La puerta del aseo estaba abierta, dejando escapar su presencia. Cansado del sonido cansino se levantó a blasfemar ante el espejo: "Maldito grifo". Apretó el mando del agua caliente. También del agua fría. Las gotas se resistían. Se precipitaban, una tras otra. Suicidas. "¡Qué esquizofrenia!", murmuró el joven apretando los mandos.

Puso la yema del dedo bajo la salida del grifo. Las gotas rebosaron a su alrededor. Difuminándose a través del dedo. Reinventándose. Lo dejó. Salió rápido del aseo. Cerró la puerta con energía. Volvió a su mesa. Cogió de nuevo el bolígrafo, el papel, la inspiración, un puñado de letras. Siguió con su poesía. "Con los cuerpos encaramados al sol/ Crueles aparecieron los buitres".

Cayó otra gota. Otra vez la voz del agua suicida. Constante. "¡Mierda, mierda, mierda!", exclamó. Cogió el poema con los cuerpos encaramados al sol y los crueles buitres acechándolos y lo lanzó al aire reconvertido en amasijo de papel. "¡Mierdaaaa!", gritó mientras, de pronto, el móvil empezó sonar reclamando su cuota de cariño. "Chari, hermana", leyó en la pantalla. Pulsó que no. No quería contestar. Tenía bastante con el agua del grifo rebosante, con el poema hecho añicos, con el minutero escapándose por su muñeca mientras su poesía contrarreloj dormitaba, entre buitres, sin avanzar.




Regresó al aseo, apretó de nuevo con rabia los mandos, taponó el grifo enrollándolo con una toalla y estalló, otra vez estalló: "¡Mierda, mierda, mierda!". El móvil sonó de nuevo. Sonó y sonó. Corrió hacia él. Chari, hermana. "¿Qué pasa?", exclamó acalorado. Excitado. Nadie contestó al otro lado. Había colgado. Devolvió la llamada. Comunicaba. Soltó el teléfono, cogió otro folio y otra vez escribió. "Día de la Poesía: Buitres en la ventana". Subrayó el título. "Lo mío no es la lírica", refunfuñó. "Con los cuerpos tendidos al sol/ Crueles aparecieron los buitres", reescribió. Siguieron versos amargos: "Como las gotas se precipitan en el desagüe/ Los encontraron abrazados sobre el asfalto/ Cuerpos reventados /Manos entrecruzadas".

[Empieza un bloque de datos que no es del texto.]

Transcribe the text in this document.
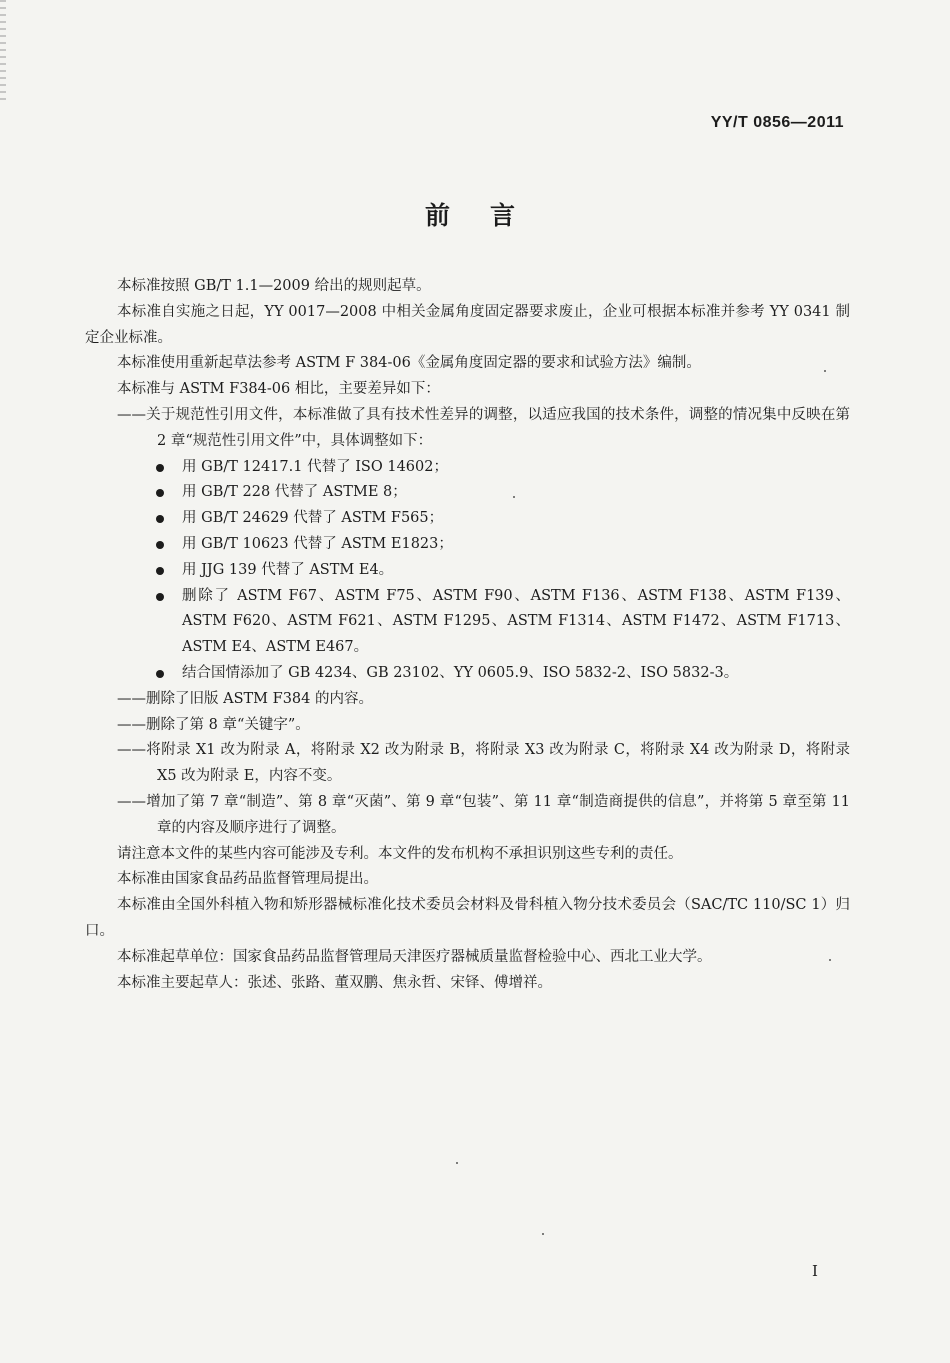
YY/T 0856—2011
前言

本标准按照 GB/T 1.1—2009 给出的规则起草。

本标准自实施之日起，YY 0017—2008 中相关金属角度固定器要求废止，企业可根据本标准并参考 YY 0341 制定企业标准。

本标准使用重新起草法参考 ASTM F 384-06《金属角度固定器的要求和试验方法》编制。

本标准与 ASTM F384-06 相比，主要差异如下：

——关于规范性引用文件，本标准做了具有技术性差异的调整，以适应我国的技术条件，调整的情况集中反映在第 2 章“规范性引用文件”中，具体调整如下：

用 GB/T 12417.1 代替了 ISO 14602；
用 GB/T 228 代替了 ASTME 8；
用 GB/T 24629 代替了 ASTM F565；
用 GB/T 10623 代替了 ASTM E1823；
用 JJG 139 代替了 ASTM E4。
删除了 ASTM F67、ASTM F75、ASTM F90、ASTM F136、ASTM F138、ASTM F139、ASTM F620、ASTM F621、ASTM F1295、ASTM F1314、ASTM F1472、ASTM F1713、ASTM E4、ASTM E467。
结合国情添加了 GB 4234、GB 23102、YY 0605.9、ISO 5832-2、ISO 5832-3。

——删除了旧版 ASTM F384 的内容。

——删除了第 8 章“关键字”。

——将附录 X1 改为附录 A，将附录 X2 改为附录 B，将附录 X3 改为附录 C，将附录 X4 改为附录 D，将附录 X5 改为附录 E，内容不变。

——增加了第 7 章“制造”、第 8 章“灭菌”、第 9 章“包装”、第 11 章“制造商提供的信息”，并将第 5 章至第 11 章的内容及顺序进行了调整。

请注意本文件的某些内容可能涉及专利。本文件的发布机构不承担识别这些专利的责任。

本标准由国家食品药品监督管理局提出。

本标准由全国外科植入物和矫形器械标准化技术委员会材料及骨科植入物分技术委员会（SAC/TC 110/SC 1）归口。

本标准起草单位：国家食品药品监督管理局天津医疗器械质量监督检验中心、西北工业大学。

本标准主要起草人：张述、张路、董双鹏、焦永哲、宋铎、傅增祥。

I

Sonó el móvil. Chari. Un wasap. "Mami dice que te recuerde que mañana tienes que entregar la poesía; al final suspenderás". Masculló improperios. "Aprobaré", sentenció. Miró el poema a medio hacer. Un amor imposible, cuerpos reventados, manos entrecruzadas.... "Una carta manuscrita/Ella que le besaba a ella/ Un beso de despedida/ Buitres en la ventana". Una gota tras otra.

'El Comecocos'. Las Provincias, 25 de marzo de 2017.